Daily cash cost – Our average owned and chartered daily cash cost was US$7,520 (2013: US$7,410) for our Handysize fleet and US$10,220 (2013: US$9,970) for our Handymax fleet. With the delivery of our committed newbuildings, the number of Handysize and Handymax owned vessel days in 2015 are expected to increase to 24,970 and 5,650 respectively. Applying the same daily opex and finance costs as in 2014, and applying the existing committed 13,500 Handysize and 5,440 Handymax inward chartered vessel days, the average owned and chartered daily cash cost would be US$7,020 for our Handysize fleet and US$8,440 for our Handymax fleet.

Vessel Operating Lease Commitments

Analysis of our long-term, short-term and index-linked inward charter commitments

Direct overheads comprise chartering, operations and technical staff and office costs related to our dry bulk ships. Its increase was mainly due to the full-year effect of a step increase in dry bulk headcount following a 31% increase in owned vessels and overhead cost inflation. Spread across our vessel days, the US$49.2 million aggregate overhead translated into a 15%
increase in daily cost to US$620 per day (2013: US$540 per day), reverting to 2011 and 2012 levels.

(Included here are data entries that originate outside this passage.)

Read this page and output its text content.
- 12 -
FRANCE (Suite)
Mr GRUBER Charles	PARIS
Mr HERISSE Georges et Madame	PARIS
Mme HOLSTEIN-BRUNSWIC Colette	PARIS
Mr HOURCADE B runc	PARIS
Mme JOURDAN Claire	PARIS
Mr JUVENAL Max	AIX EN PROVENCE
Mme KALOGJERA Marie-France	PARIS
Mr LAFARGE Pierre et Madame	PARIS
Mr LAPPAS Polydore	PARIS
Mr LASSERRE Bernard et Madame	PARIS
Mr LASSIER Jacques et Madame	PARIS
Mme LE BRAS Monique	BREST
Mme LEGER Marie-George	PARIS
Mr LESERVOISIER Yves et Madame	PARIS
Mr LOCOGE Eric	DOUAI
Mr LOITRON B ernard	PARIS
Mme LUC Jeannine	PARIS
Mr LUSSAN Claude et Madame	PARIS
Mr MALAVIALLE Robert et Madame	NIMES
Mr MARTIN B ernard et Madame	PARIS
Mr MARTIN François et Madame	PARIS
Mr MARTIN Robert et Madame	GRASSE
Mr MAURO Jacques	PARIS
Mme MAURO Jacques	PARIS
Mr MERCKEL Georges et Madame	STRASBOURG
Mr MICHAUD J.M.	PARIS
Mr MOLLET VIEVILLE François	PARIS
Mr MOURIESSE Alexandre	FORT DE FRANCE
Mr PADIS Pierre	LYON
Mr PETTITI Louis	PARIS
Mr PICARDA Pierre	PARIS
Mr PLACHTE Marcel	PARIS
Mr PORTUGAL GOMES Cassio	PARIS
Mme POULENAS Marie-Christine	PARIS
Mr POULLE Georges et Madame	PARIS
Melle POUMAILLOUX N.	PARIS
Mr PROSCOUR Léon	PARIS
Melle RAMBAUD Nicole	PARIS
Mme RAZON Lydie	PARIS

During the year, we secured 11,740 Handysize vessel days (2013: 10,980 days) and 2,540 Handymax vessel days (2013: 2,190 days) via variable-rate, inward charters with rates linked to the Baltic Handysize and Supramax indices. These index-linked vessels represented 36% and 15% of our chartered Handysize and Handymax vessel days respectively.

Our fleet of owned and finance-leased dry bulk vessels experienced an average 0.4 days unplanned technical off-hire per vessel during the period – down from 2.0 days in 2013.